What started as a small business forum created by Ely Ross, Director of MOVA, with the intent of giving veteran small business owners a place to voice their concerns, developed into monthly veteran business stakeholders meeting, that brought credibility to the veteran business owners in the District. It became clear that the lack of support from the local government along with a lack of educational resources were the two biggest issues for the community. Since the creation of the stakeholders' meetings, MOVA has connected with WeWork and Capitol Post and the desire to help the veteran community has spread like wildfire. 

"Veterans look at self-employment as a solution to the question of employment," says Wade. "What they overlook is the fact that self-employment is the answer to so many other things, housing, family dynamics, managing their mental health and physical health demands among them."

This entrepreneurship program is open to service members, veterans, spouses, caregivers and immediate dependents of veterans and service members. 

"There's been a shift in how veterans separating from the military view self-employment, they are realizing they have to be more proactive and we're here to support them through that transition," says Wade.

The culmination of the course, a pitch contest, will award the top four start-up plans with funding for their business ventures. Wade emphasized that though the program ends after two weeks, the help does not. In addition to having perpetual access to the online curriculum, program attendees can also receive small business counseling from the DC Small Business Resource Center. 

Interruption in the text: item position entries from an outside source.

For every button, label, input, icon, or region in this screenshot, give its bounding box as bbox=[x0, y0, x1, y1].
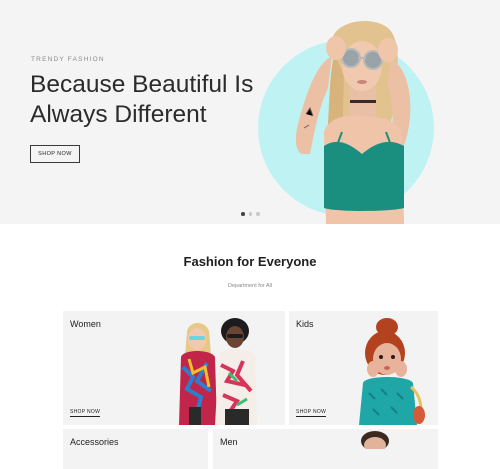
category-title-women: Women bbox=[70, 319, 101, 329]
hero-headline-line1: Because Beautiful Is bbox=[30, 71, 254, 98]
hero-banner: TRENDY FASHION Because Beautiful Is Alwa… bbox=[0, 0, 500, 224]
hero-headline: Because Beautiful Is Always Different bbox=[30, 70, 270, 130]
category-card-kids[interactable]: Kids SHOP NOW bbox=[289, 311, 438, 425]
hero-eyebrow: TRENDY FASHION bbox=[31, 56, 105, 63]
carousel-dot-1[interactable] bbox=[241, 212, 245, 216]
category-title-kids: Kids bbox=[296, 319, 314, 329]
category-title-men: Men bbox=[220, 437, 238, 447]
category-card-women[interactable]: Women SHOP NOW bbox=[63, 311, 285, 425]
hero-shop-now-button[interactable]: SHOP NOW bbox=[30, 145, 80, 163]
category-card-accessories[interactable]: Accessories bbox=[63, 429, 208, 469]
women-category-image bbox=[179, 318, 257, 425]
carousel-dots bbox=[241, 212, 260, 216]
carousel-dot-3[interactable] bbox=[256, 212, 260, 216]
kids-category-image bbox=[359, 318, 425, 425]
section-title: Fashion for Everyone bbox=[183, 254, 317, 269]
section-subtitle: Department for All bbox=[227, 283, 273, 289]
carousel-dot-2[interactable] bbox=[248, 212, 252, 216]
hero-headline-line2: Always Different bbox=[30, 101, 207, 128]
men-category-image bbox=[361, 431, 389, 449]
category-title-accessories: Accessories bbox=[70, 437, 119, 447]
hero-model-image bbox=[295, 21, 411, 224]
category-card-men[interactable]: Men bbox=[213, 429, 438, 469]
kids-shop-now-link[interactable]: SHOP NOW bbox=[296, 409, 327, 417]
women-shop-now-link[interactable]: SHOP NOW bbox=[70, 409, 101, 417]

Image courtesy of Open for Business Ventures

Not only is the vetrepreneur program a business accelerator, but MOVA is also intent on addressing all of the other obstacles veterans face to ensure they're successful as business owners. From VA disability and medical board problems to housing and transportation, MOVA is declaring themselves the central hub in assisting the District's veteran population. 

"We are here to close the gaps because there's a need for more than what the city provides," continues Wade. "We're definitely not going to hand a veteran off to an unknown entity, we're handing you off to vetted connections in our network."

D.C. has a veteran population of over 27,000, and Wade intends to do more than just provide employment opportunities, he believes the first step is instilling hope and confidence back into these transitioning veterans. 

"It's our responsibility to prove to veterans that we have the resources to help them," says Wade. "If we're not connecting resources and holding agencies accountable than we are going to miss opportunities to connect with veterans."